Tshekedi had whipped a white man going by the name of Phineas McIntosh for serious sexual misdemeanours. The British were so offended by this action even though McIntosh had given a disclaimer in that he chose to be treated like the tribal folks in the village.

This year we have seen a serious tussle between the descendent of Tshekedi Khama and the descendent of Mosielele’s subject people. No one would have thought that this would be the case in this day and age. The dispensation of democracy is by its nature a non-incentive for political conflict and therefore we never expected to find ourselves at this political junction.

The Masisi/Khama feud is really an embarrassment to our democracy. I am a man who is known to have thrown everything at Khama and right now I would like to distance myself from him and focus on those who have allowed themselves to be used to fan the flames of political turmoil. It is the blind followers that I have issues with. The people that are prepared or have allowed themselves to be used as cannon fodder in the battle between the two leaders are the ones to bear greater blame.

Khama has his own issues with the man he handed power to and that started happening a few months after the transaction was completed. Had Khama’s subjects stayed indifferent in this whole issue, we wouldn’t be where we are now. Khama has been moving phase by phase and at every level he has been receiving the wind he needed for a lift.

This man warns that Botswana must be ready for a serious crash landing. In short he was agreeing with an article I published regarding Masisi’s inauguration which was titled; Boko overshot the runway in his landing. Now Ian the pilot is talking of crush landing. I have flown with Ian before and the one time I can vividly remember was when we came from Tete, Mozambique where we had gone to check on Botswana troops who were doing a UN Peacekeeping mission in that country.

I was used to flying the Britten Norman which is known as the Defender in Botswana’s military and being in the Spanish Casa 235 made a big difference. Khama told me in that journey as I had gone to join him in the cockpit; that he would never want to take part in any crush landing. I was very inquisitive and was asking a lot of “if” questions. He said nothing is guaranteed in life and part of the pilot’s training prepares them for the worst case situation such as crush landing.

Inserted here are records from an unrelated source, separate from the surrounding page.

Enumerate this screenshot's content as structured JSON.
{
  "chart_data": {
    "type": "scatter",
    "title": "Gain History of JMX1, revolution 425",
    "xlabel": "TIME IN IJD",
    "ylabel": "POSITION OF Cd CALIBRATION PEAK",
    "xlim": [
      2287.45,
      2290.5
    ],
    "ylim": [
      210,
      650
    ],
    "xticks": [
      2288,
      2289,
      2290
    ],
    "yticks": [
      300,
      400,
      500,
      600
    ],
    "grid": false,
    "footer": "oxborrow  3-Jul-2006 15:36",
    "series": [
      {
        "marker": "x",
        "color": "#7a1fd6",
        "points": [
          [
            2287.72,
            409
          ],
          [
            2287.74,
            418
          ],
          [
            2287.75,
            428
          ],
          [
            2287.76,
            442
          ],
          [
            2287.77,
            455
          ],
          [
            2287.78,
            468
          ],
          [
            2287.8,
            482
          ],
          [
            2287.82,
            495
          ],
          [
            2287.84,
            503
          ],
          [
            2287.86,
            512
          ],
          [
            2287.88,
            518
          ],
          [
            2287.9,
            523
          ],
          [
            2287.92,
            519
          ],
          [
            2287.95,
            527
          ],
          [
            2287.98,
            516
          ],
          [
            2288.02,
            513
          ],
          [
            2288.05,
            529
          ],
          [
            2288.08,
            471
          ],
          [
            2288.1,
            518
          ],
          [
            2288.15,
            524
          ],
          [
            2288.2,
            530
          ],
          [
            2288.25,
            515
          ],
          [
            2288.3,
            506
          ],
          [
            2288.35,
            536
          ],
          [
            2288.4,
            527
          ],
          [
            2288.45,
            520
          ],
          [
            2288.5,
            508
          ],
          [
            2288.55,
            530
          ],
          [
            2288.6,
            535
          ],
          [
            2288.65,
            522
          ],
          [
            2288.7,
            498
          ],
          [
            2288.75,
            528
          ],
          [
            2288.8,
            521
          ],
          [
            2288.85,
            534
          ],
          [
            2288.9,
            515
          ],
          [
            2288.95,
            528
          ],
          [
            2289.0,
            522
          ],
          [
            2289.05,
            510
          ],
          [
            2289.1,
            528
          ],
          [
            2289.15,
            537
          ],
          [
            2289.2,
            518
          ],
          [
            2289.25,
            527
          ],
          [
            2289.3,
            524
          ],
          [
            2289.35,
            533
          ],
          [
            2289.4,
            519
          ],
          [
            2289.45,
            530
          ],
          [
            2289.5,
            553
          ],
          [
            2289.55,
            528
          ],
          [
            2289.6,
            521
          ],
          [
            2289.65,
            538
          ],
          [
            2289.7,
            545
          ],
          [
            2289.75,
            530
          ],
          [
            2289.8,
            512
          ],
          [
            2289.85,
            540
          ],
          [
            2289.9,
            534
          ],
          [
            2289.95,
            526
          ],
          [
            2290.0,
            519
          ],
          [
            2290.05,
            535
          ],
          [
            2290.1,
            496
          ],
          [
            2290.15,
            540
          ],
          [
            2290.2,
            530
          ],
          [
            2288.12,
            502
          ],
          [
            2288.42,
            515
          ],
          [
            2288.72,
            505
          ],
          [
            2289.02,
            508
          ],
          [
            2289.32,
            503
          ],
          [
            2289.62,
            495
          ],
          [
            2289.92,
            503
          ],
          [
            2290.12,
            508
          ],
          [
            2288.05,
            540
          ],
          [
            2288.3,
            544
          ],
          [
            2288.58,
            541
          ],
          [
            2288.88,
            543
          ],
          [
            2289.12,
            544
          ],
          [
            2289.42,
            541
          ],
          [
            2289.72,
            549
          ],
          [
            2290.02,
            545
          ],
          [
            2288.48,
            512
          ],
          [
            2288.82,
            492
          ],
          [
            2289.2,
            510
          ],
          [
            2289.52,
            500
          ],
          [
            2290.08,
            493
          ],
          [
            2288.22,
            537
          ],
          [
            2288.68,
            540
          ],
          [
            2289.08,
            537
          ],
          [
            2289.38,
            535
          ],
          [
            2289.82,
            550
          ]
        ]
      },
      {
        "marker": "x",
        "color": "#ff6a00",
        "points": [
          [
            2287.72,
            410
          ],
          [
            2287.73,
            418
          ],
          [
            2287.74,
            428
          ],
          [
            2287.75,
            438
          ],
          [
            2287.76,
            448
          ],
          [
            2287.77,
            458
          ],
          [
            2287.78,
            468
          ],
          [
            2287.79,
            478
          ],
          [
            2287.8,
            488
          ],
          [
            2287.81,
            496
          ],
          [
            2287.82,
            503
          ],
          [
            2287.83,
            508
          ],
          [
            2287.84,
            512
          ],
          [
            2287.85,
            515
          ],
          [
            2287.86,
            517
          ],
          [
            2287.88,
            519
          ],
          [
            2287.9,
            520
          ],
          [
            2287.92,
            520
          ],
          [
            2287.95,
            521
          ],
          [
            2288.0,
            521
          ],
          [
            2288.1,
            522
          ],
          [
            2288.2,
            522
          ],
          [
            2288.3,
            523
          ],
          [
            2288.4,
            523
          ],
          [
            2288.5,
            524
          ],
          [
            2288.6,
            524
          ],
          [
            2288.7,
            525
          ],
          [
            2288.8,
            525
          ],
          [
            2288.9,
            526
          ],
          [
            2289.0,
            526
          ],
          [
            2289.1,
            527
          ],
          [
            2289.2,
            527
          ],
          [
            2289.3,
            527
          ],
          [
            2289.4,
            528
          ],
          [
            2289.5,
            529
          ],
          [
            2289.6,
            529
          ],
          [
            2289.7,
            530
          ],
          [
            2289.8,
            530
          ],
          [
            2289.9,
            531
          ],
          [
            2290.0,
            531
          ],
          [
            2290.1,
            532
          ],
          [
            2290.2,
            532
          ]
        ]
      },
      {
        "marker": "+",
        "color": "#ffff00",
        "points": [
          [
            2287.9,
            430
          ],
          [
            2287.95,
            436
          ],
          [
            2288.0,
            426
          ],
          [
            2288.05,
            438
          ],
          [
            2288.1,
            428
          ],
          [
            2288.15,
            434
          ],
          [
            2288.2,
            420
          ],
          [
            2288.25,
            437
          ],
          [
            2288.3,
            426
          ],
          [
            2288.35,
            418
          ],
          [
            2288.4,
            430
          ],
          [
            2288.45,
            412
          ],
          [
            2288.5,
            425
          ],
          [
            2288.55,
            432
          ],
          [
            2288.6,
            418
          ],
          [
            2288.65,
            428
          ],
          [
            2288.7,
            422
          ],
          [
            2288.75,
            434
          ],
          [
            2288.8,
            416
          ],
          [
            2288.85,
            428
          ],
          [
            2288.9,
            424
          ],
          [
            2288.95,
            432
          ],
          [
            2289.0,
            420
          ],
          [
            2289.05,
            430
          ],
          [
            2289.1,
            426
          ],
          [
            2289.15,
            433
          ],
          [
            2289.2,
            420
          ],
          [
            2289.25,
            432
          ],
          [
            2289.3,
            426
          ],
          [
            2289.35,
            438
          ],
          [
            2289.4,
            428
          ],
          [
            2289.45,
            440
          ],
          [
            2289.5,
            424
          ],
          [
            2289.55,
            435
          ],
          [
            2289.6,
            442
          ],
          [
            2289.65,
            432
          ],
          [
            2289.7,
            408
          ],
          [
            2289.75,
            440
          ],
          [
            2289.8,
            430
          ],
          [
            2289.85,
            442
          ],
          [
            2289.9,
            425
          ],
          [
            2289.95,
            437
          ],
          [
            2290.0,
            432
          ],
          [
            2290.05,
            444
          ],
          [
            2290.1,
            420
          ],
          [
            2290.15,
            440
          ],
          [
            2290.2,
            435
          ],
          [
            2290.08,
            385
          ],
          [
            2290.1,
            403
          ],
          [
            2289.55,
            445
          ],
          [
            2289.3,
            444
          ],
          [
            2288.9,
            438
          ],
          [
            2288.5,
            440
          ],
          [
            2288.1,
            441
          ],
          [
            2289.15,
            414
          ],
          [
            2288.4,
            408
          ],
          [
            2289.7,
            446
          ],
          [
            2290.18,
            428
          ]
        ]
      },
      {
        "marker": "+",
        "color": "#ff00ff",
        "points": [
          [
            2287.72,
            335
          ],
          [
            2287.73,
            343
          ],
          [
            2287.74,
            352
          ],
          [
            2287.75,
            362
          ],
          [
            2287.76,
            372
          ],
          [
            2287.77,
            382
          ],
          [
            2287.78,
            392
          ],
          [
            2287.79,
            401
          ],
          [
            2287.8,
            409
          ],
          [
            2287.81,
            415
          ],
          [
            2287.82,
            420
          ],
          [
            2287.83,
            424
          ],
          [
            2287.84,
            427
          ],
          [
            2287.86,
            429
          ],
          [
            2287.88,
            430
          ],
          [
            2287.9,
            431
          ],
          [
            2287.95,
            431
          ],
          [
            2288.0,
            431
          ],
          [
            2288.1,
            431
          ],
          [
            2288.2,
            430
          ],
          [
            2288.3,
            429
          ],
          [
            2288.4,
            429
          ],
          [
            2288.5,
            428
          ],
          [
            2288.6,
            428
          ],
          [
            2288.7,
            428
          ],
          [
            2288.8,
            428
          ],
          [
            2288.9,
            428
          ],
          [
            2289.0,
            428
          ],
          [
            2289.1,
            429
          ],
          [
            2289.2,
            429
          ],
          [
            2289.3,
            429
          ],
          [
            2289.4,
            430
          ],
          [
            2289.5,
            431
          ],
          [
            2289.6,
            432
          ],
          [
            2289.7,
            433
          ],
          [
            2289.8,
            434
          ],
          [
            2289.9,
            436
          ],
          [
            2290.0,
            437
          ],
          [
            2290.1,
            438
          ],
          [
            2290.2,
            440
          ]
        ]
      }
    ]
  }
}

Very few crush landing stories have a happy ending. Around 1993 an Air Botswana aircraft was forced to do belly landing at Gaborone International Airport with one of the cabinet ministers on board. A belly landing is equally as bad as a crush landing but it is always better because it is done with all the fire engines on the ready.

I spoke to one of the old pilots at BDF who has a wealth of experience in flying. Though he is retired, his flying hours added up together will exceed the sleeping hours of some of the readers in their entire lives. Asking him about the consequences of crush a landing he said; “you only do this when you have no other option left and it is done because the aircraft is irrecoverable.” He says it usually happens with loss of life and commonly the aircraft can never see the light of day in as far as flying is concerned.

But is this what Khama wants to put our country through? Khama clearly understands the consequences of such actions in flying and he can in no way ascribe them to the land of his father’s birth. Interpreting Khama’s intentions from an aviation perspective, all that he wants to achieve is to obliterate our country by destroying its economy and the international reputation that we currently hold.No matter how wronged he may be in the political and legal context he was speaking from, we are not his subject to wish us such unthinkable things.